Shigueko Unten, filha de um casal de Okinawa, nasceu no Peru. Havia nove irmãos.

A menina Shigueko (terceira a partir da esquerda), com três de seus irmãos e – na extrema direita – aquele que mais tarde se tornaria sua cunhada (arquivo pessoal).

Estudou em Lima Nikko, a maior escola da colônia japonesa do país (tinha cerca de 1.800 alunos). “Não sei por que meu pai me matriculou lá”, diz o obaachan.

Em Lima Nikko havia poucos uchinanchus, explica. A maioria deles estava em outra escola, Hoshi Gakuen.

Ele tinha 12 anos quando viajou com sua mãe então doente para Okinawa. Shigueko não sabia, mas sua vida iria mudar. O que ele pensava ser uma estadia temporária na terra dos seus antepassados ​​tornou-se uma etapa crucial da sua existência que durou cerca de uma década e meia.

Sua mãe, já recuperada, deixou-a aos cuidados de um tio (irmão do pai de Shigueko) e viajou sozinha para o Peru.

“Okinawa era inaka ”, lembra o obaachan. Havia muita pobreza. Ele morava muito perto do mar e na escola dele usavam a areia da praia para escrever porque não havia material didático.

Os okinawanos andavam descalços. Ela subia e descia morros descalça, às vezes no meio da chuva. Todas as distâncias foram percorridas caminhando.

Eles comeram batata-doce pura. Shigueko costumava carregar cestos cheios de tubérculos na cabeça. “É por isso que sou baixa”, ela brinca. O arroz era para “pessoas milionárias”.

Eles não tinham eletricidade em casa. A iluminação vinha do querosene, cujo uso era racionado para não gastar muito.

A Segunda Guerra Mundial impediu Shigueko de concluir os estudos. A prioridade era defender Okinawa dos Estados Unidos.

Os estudantes, lembra ele, receberam ordem de cavar buracos no chão para que os soldados americanos pudessem afundar neles.

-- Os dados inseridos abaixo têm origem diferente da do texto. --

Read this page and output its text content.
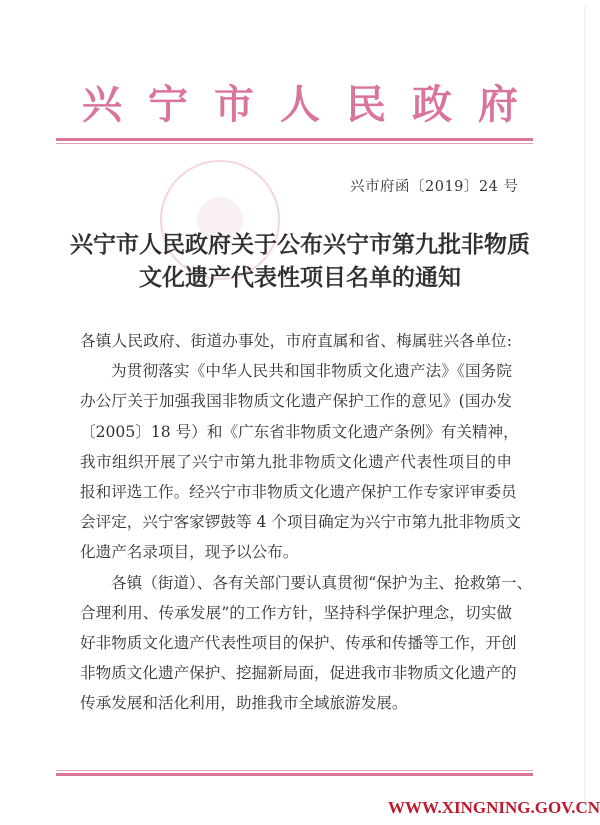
兴 宁 市 人 民 政 府
兴市府函〔2019〕24 号
兴宁市人民政府关于公布兴宁市第九批非物质
文化遗产代表性项目名单的通知
各镇人民政府、街道办事处，市府直属和省、梅属驻兴各单位:
为贯彻落实《中华人民共和国非物质文化遗产法》《国务院
办公厅关于加强我国非物质文化遗产保护工作的意见》(国办发
〔2005〕18 号）和《广东省非物质文化遗产条例》有关精神，
我市组织开展了兴宁市第九批非物质文化遗产代表性项目的申
报和评选工作。经兴宁市非物质文化遗产保护工作专家评审委员
会评定，兴宁客家锣鼓等 4 个项目确定为兴宁市第九批非物质文
化遗产名录项目，现予以公布。
各镇（街道）、各有关部门要认真贯彻“保护为主、抢救第一、
合理利用、传承发展”的工作方针，坚持科学保护理念，切实做
好非物质文化遗产代表性项目的保护、传承和传播等工作，开创
非物质文化遗产保护、挖掘新局面，促进我市非物质文化遗产的
传承发展和活化利用，助推我市全域旅游发展。
WWW.XINGNING.GOV.CN
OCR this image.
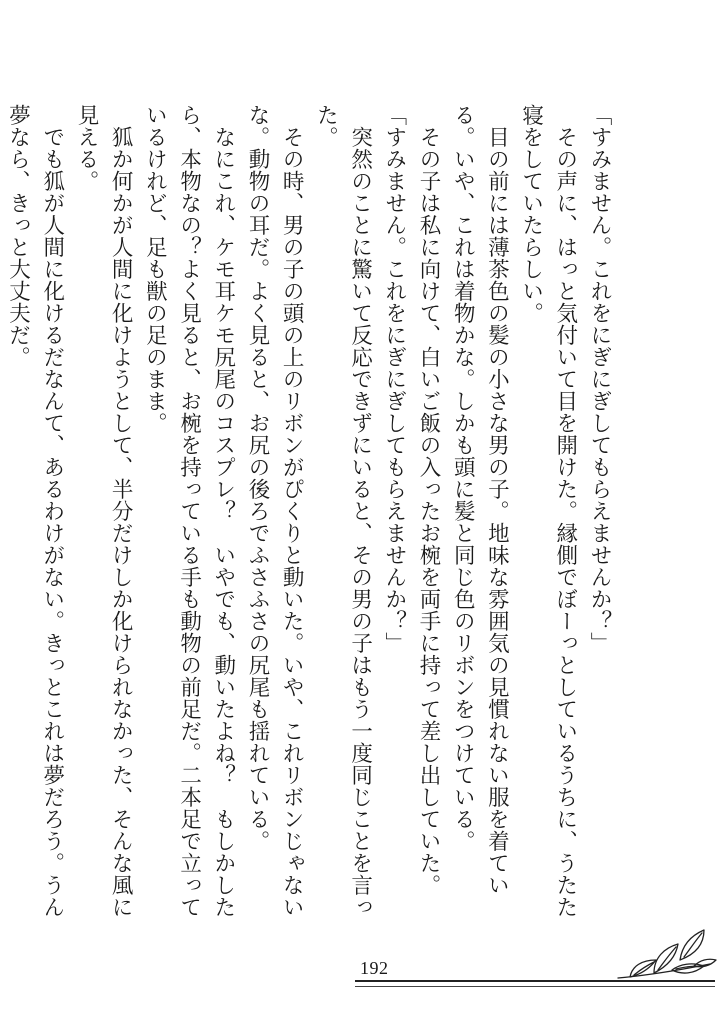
「すみません。これをにぎにぎしてもらえませんか？」

その声に、はっと気付いて目を開けた。縁側でぼーっとしているうちに、うたた寝をしていたらしい。

目の前には薄茶色の髪の小さな男の子。地味な雰囲気の見慣れない服を着ている。いや、これは着物かな。しかも頭に髪と同じ色のリボンをつけている。

その子は私に向けて、白いご飯の入ったお椀を両手に持って差し出していた。

「すみません。これをにぎにぎしてもらえませんか？」

突然のことに驚いて反応できずにいると、その男の子はもう一度同じことを言った。

その時、男の子の頭の上のリボンがぴくりと動いた。いや、これリボンじゃないな。動物の耳だ。よく見ると、お尻の後ろでふさふさの尻尾も揺れている。

なにこれ、ケモ耳ケモ尻尾のコスプレ？　いやでも、動いたよね？　もしかしたら、本物なの？よく見ると、お椀を持っている手も動物の前足だ。二本足で立っているけれど、足も獣の足のまま。

狐か何かが人間に化けようとして、半分だけしか化けられなかった、そんな風に見える。

でも狐が人間に化けるだなんて、あるわけがない。きっとこれは夢だろう。うん夢なら、きっと大丈夫だ。

192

Da mesma forma, eles os prepararam para perfurar os inimigos que desciam de paraquedas com varas de bambu. Hoje ele ri daquele plano infantil.

Depois que Okinawa foi derrotada, as famílias se refugiaram em cavernas para evitar cair nas mãos dos soldados americanos.

Quando acreditaram que uma caverna não era mais segura (ou foram avisados ​​sobre isso), foram para outra. Eles se mudaram à noite.

Os movimentos precipitados terminaram quando um dia ouviram um soldado nissei americano que falava japonês dizer-lhes: “Se vocês não saírem (da caverna), vamos lançar uma bomba”.

“Ninguém queria sair”, diz Shigueko, que tinha 16 anos na época. “Não importa, vamos morrer aqui”, pensaram.

Eles estavam resignados com a destruição, mas felizmente os americanos insistiram que eles deixassem o esconderijo. “Como eles conversaram muito, saí com as mãos levantadas”, lembra ele.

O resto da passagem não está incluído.